Governance

How to douse the flames

The challenge facing India today is in many ways the biggest challenge facing the entire world

 
By Anil Agarwal
Published: Tuesday 15 May 2018

(This article was originally published in the 15-28th February, 1993 issue of Down To Earth and was republished in the 27th anniversary issue).

During the past few months, India has suffered the traumatic experience of being rocked by communal disharmony and large-scale urban violence in the aftermath of the demolition of the Babri Masjid. The country’s law-and-order machinery has failed to stem the rioting, which has taken a heavy toll of lives and property. The mindless violence has been widely criticised abroad and shattered India’s image of a non-violent nation.

Communal harmony clearly cannot be handled exclusively as a law-and-order problem. In its reliance mainly on the law-and-order machinery, the Indian state has neglected the promotion of community initiatives. It has focused its attention mainly on developing and marshalling its own strength, often at great expense to the exchequer. Nevertheless, in times of crisis, a constant complaint of law-and-order authorities is that their resources are inadequate. Not unlike a forest department that would like to post a guard at every tree or of wildlife agencies clamouring for virtually a guard for every tiger, the police would like to station a picket at every Hindu house in a Muslim-dominated neighbourhood and vice versa. Even if this was not clearly impossible, it still does not guarantee protection because with the communalisation of the political process, there is no guarantee that the law-and-order administration will remain neutral.
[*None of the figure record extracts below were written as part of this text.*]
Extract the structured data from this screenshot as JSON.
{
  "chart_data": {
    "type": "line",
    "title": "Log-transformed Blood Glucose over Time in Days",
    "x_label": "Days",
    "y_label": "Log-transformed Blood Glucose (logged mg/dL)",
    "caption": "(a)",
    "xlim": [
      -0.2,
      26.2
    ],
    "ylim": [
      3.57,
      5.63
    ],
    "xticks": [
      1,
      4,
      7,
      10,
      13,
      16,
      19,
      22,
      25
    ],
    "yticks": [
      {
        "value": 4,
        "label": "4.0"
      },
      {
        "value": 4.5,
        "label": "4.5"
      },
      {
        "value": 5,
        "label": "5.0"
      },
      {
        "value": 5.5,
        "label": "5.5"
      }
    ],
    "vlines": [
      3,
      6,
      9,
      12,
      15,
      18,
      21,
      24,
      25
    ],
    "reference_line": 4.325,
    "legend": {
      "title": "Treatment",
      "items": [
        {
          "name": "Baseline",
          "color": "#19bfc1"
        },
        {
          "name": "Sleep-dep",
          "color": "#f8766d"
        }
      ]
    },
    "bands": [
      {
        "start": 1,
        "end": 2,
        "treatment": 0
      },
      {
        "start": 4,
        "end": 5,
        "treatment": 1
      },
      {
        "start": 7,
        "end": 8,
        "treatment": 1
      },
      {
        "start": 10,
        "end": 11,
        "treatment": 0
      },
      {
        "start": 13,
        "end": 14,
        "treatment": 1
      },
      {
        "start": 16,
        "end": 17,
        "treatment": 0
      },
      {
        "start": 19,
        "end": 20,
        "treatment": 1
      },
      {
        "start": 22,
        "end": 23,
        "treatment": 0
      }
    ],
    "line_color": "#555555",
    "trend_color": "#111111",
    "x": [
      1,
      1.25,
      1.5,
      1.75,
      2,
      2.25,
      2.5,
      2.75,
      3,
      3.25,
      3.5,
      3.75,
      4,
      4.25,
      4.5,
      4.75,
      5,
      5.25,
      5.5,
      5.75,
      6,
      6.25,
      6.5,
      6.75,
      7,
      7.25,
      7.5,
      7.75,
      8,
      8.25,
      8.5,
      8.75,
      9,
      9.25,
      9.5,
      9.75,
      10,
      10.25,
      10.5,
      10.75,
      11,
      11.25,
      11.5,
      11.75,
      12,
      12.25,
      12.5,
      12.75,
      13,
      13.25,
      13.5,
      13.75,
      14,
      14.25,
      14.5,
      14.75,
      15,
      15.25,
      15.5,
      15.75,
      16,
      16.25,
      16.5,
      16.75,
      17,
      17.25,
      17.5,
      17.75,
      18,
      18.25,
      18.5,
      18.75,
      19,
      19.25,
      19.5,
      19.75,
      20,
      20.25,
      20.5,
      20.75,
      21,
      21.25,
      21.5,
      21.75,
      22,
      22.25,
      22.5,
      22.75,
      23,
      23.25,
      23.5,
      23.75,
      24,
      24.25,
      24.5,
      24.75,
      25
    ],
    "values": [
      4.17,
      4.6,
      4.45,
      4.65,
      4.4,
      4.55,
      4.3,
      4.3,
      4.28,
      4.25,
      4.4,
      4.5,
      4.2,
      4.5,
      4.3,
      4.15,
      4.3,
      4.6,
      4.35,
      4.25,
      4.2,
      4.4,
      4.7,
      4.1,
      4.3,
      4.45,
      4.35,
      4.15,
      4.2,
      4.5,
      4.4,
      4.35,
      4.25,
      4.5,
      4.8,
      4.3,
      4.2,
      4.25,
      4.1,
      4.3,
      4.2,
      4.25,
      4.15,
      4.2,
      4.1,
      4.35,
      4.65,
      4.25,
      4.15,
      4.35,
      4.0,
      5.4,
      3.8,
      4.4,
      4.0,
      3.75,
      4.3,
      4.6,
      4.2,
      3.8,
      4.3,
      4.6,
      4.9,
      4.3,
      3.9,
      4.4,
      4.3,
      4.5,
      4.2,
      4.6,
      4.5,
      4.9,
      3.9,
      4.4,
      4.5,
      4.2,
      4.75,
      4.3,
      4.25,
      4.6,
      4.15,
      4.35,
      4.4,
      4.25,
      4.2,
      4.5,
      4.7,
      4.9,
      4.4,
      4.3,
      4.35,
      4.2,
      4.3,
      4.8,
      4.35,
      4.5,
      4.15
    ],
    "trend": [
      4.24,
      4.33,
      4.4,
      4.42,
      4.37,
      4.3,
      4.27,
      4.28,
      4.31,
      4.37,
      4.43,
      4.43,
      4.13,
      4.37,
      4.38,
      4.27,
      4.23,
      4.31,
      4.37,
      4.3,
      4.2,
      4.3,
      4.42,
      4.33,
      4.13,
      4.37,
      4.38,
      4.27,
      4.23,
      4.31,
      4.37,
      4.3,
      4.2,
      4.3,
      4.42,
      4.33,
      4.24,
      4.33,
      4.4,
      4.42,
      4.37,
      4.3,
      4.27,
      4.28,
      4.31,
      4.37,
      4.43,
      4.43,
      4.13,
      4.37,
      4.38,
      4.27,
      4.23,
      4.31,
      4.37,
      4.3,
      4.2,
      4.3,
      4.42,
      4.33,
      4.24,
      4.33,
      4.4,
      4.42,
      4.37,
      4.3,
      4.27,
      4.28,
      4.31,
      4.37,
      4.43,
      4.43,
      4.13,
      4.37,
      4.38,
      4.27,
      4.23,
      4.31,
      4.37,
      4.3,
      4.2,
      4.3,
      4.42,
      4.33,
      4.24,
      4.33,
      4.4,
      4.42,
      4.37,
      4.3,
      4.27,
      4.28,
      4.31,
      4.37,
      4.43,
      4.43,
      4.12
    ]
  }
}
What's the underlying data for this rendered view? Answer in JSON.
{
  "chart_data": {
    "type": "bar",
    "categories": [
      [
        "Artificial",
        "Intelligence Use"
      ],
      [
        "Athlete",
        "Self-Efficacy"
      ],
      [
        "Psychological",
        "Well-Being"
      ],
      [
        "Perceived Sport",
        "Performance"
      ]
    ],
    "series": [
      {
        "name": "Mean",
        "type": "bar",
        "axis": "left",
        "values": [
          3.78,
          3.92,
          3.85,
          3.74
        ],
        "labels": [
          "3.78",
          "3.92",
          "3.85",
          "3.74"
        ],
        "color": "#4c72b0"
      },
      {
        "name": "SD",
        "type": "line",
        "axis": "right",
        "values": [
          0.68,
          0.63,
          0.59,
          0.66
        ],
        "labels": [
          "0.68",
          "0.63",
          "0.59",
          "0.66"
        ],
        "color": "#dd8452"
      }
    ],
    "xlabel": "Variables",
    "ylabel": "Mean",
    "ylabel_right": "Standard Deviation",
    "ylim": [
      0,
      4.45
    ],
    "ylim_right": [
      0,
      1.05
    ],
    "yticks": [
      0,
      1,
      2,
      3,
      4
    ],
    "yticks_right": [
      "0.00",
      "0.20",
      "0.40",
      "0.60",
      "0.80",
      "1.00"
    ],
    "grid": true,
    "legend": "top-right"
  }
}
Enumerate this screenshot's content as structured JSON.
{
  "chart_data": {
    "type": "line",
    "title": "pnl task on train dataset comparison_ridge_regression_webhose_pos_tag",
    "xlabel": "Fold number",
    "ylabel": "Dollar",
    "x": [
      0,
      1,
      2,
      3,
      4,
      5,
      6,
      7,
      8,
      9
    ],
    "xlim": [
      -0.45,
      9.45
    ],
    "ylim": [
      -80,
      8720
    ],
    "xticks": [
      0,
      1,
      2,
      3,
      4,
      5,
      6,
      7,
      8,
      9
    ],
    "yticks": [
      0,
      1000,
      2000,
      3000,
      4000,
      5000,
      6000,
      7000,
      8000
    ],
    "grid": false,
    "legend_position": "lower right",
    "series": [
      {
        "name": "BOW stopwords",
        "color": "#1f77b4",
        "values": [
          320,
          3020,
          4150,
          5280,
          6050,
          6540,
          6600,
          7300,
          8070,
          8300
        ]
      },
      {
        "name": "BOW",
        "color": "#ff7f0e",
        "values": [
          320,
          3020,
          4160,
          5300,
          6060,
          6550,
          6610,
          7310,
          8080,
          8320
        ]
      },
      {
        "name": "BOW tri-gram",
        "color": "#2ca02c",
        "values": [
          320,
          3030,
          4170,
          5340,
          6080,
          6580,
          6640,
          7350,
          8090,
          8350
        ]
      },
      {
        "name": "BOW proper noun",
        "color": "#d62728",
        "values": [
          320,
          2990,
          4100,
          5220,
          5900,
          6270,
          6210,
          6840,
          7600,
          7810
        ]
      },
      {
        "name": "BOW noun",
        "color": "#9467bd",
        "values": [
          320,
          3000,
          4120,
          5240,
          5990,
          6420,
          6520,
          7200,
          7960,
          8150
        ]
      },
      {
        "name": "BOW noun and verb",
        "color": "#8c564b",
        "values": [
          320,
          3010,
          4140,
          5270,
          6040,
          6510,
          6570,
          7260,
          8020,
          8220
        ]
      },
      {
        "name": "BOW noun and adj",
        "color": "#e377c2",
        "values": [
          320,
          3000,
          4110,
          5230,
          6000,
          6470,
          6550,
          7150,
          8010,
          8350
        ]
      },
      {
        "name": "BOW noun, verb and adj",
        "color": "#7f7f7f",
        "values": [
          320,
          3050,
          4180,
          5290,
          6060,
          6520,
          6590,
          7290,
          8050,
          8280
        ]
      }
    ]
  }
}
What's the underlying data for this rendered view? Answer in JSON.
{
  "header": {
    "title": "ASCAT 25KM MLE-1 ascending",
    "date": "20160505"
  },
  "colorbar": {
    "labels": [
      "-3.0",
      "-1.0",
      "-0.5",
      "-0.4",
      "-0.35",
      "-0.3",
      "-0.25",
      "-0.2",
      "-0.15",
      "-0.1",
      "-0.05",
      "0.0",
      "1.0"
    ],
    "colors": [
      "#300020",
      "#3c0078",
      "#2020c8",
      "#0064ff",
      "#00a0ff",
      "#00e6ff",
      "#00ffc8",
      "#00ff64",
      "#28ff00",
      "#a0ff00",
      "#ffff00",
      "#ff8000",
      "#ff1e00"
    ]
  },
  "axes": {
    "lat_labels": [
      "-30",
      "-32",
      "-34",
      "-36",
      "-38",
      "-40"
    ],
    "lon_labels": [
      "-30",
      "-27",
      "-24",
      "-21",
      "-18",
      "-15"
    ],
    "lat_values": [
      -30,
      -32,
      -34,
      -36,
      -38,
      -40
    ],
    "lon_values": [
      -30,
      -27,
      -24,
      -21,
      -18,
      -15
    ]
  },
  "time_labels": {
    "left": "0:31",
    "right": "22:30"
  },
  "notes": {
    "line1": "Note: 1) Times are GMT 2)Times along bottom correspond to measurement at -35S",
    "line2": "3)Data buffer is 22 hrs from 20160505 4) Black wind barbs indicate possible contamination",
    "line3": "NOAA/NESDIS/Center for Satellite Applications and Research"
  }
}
Because forest guards alone are no guarantee that a forest can be saved, environmentalists have sought a solution in what they call “social fencing”. Their experiences show natural resources can be protected, used and shared in a disciplined and cooperative manner not because of state fiats but through village-level negotiations, discussions and bargaining. And because protection of the environment gives greater economic returns to the entire collective, divisive issues are sought to be resolved through consensus. This is definitely not the “Amitabh Bachchan-Bollywood” approach, which features a superhero who is a lumpen at one level, ever ready to fight and smash, but an angel at another, equally ready to protect and nurture—while everyone else in the film waits and watches.

No wonder then that the Indian state has never attempted to build an intermediary tier between itself and the individual. The neighbourhood, which is the level at which participatory politics can take birth and grow, is the level which allows the individual to participate and negotiate directly instead of as a merely passive voter. It has been consistently neglected in the building of development institutions in the post-Independence period.



If community-level initiatives have emerged at all, the state’s response has been mainly to limit them sectorally and temporally. In effect, when a neighbourhood initiative has been taken to preserve communal harmony, the bureaucracy has generally preferred to see it restricted to a single issue and to the period of crisis. Beyond these parameters, a neighbourhood initiative, however powerful, is treated by officialdom as a nuisance and dealt with in a patronising fashion.

The challenge facing India today is in many ways the biggest challenge facing the entire world. Ecological diversity has given rise to an extraordinary cultural diversity the world over. But technological progress has unleashed an extraordinary process of global cultural homogenisation. But cultural diversity is as much a law of nature as biodiversity and needs to be equally respected.

Only social processes can deal with technological progress and absorb it in a way that maintains cultural diversity—with equal respect for all cultures. Proud Hindus must learn to coexist with proud Muslims, just as harmoniously as proud Gujaratis must learn to coexist with equally proud Nagas.

This is not simply a matter of education and knowing about each other’s rationality and respecting each other’s modes of behaviour. That, too, is important. It is also a matter of live mechanisms that promote dialogue and discussion between neighbours of different cultural, religious and other perspectives, so that mutually beneficial adjustments can be promoted. A million dialogues in a million neighbourhoods will generate far more integration, mutual co-existence and social stability than dialogue amongst only the national political parties. And, furthermore, if dialogue among the political parties fails, it will be the absorptive capacity of the million, neighbourhood-level dialogues that can preserve stability.